Durant ma 1ère et ma terminale, je n’ai pas eu de coup de coeur pour d’autres filles. Mais je commençais à ressentir de plus en plus le décalage avec les autres. Beaucoup de camarades de classe sortaient avec quelqu’un, même s’ils étaient plutôt discrets là-dessus. Par contre  à la sortie du bahut, c’était le festival des patins. Moi je me faufilais entre les couples pour attendre seul mon bus et rentrer dans ma vie solitaire et monotone.
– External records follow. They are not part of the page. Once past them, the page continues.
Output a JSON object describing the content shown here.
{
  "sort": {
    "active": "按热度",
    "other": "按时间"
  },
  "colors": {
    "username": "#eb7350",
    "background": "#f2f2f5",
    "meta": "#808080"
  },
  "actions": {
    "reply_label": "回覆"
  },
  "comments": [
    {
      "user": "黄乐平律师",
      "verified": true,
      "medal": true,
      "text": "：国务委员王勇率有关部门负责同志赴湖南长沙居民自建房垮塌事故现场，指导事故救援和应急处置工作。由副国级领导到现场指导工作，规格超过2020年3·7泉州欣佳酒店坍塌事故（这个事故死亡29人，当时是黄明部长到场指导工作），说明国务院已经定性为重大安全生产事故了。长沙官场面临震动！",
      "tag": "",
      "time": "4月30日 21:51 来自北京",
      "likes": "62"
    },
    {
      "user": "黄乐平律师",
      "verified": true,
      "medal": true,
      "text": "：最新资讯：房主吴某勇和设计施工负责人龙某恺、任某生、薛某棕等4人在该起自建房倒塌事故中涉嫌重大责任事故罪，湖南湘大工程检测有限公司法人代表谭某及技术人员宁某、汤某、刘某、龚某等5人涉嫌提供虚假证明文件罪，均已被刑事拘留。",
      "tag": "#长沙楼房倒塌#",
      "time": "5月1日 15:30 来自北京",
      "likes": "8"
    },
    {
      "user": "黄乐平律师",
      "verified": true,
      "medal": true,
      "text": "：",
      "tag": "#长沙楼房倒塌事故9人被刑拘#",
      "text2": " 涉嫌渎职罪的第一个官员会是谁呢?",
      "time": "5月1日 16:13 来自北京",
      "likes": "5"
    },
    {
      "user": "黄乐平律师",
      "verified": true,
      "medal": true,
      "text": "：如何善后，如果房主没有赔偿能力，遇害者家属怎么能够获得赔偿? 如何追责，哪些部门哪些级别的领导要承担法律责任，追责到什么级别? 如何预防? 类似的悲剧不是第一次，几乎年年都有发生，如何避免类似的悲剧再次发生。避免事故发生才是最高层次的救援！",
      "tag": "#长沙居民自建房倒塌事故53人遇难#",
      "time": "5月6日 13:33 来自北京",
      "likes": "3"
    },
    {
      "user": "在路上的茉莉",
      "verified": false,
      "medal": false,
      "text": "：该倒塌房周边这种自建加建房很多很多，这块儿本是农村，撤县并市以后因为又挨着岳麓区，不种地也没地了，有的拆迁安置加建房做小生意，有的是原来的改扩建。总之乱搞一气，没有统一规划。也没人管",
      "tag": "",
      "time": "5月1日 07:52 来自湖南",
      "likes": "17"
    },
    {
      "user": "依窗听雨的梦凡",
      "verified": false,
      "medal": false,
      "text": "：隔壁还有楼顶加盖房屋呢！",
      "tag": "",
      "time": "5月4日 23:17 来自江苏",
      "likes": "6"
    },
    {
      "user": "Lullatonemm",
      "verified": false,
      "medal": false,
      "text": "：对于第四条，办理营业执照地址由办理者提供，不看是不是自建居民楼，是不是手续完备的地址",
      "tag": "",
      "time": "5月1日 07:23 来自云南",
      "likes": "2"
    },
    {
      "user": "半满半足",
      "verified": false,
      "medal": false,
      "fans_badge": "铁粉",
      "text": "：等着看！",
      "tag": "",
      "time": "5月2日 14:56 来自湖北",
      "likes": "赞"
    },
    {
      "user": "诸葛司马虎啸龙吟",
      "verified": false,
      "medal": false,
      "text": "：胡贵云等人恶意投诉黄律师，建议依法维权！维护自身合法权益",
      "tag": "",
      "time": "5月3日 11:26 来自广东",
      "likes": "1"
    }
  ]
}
J’avais des amis mais je ne les voyais pas en dehors des cours (j’y reviendrai en détails dans mon article général sur mon adolescence).

Je ne veux cependant pas noircir le tableau : en dehors du contexte amoureux, de la solitude en dehors du bahut et plus généralement du fait que j’ai raté mon adolescence, le lycée a été une période heureuse (qui aurait pu être bien meilleure) et je trouve même que j’ai connu l’apogée de ma vie à la fin de ma terminale en 2005, dans le sens où la vie était jusqu’à présent plus simple, je me laissais porter par le courant, j’avais l’impression que j’avais toute la vie devant moi et c’était le dernier moment avant l’entrée dans les études supérieures, qui se révèlera finalement tourmentée. Bien que je sois désormais bien avancé dans mes études, que je sais que j’aurais un travail qui me plait, que je serai indépendant en exercice libéral et que je gagnerai de l’argent, je ne peux m’empêcher d’avoir une certaine nostalgie pour cette courte période qu’est la fin de la terminale.

J’ai continué à penser à Marina pendant un temps après mon entrée dans le supérieur. J’ai vu en 2007 un article sur elle dans le journal local disant qu’elle avait été récompensée par l’université pour avoir créé une micro-entreprise avec des collègues de son IUT. La vie continuait à lui sourire. Je ne sais pas ce qu’elle est devenue, je ne l’ai jamais retrouvée sur les réseaux sociaux.

Aujourd’hui je ne suis plus dans l’amour idéalisé envers cette fille, néanmoins elle aura toujours une place dans mon coeur. C’est la seule dont j’ai été véritablement amoureux et ça ne s’est jamais reproduit par la suite.

Bref, alors que je m’apprêtais à rentrer dans le supérieur, je ne pensais pas vraiment au sexe mais je me disais qu’entrer en classe prépa scientifique dans un énorme lycée avec de nombreuses filières technologiques à prédominance féminine allait me donner plus d’opportunités pour rencontrer une fille et enfin échanger mon premier baiser. Bref j’avais encore beaucoup d’espoir.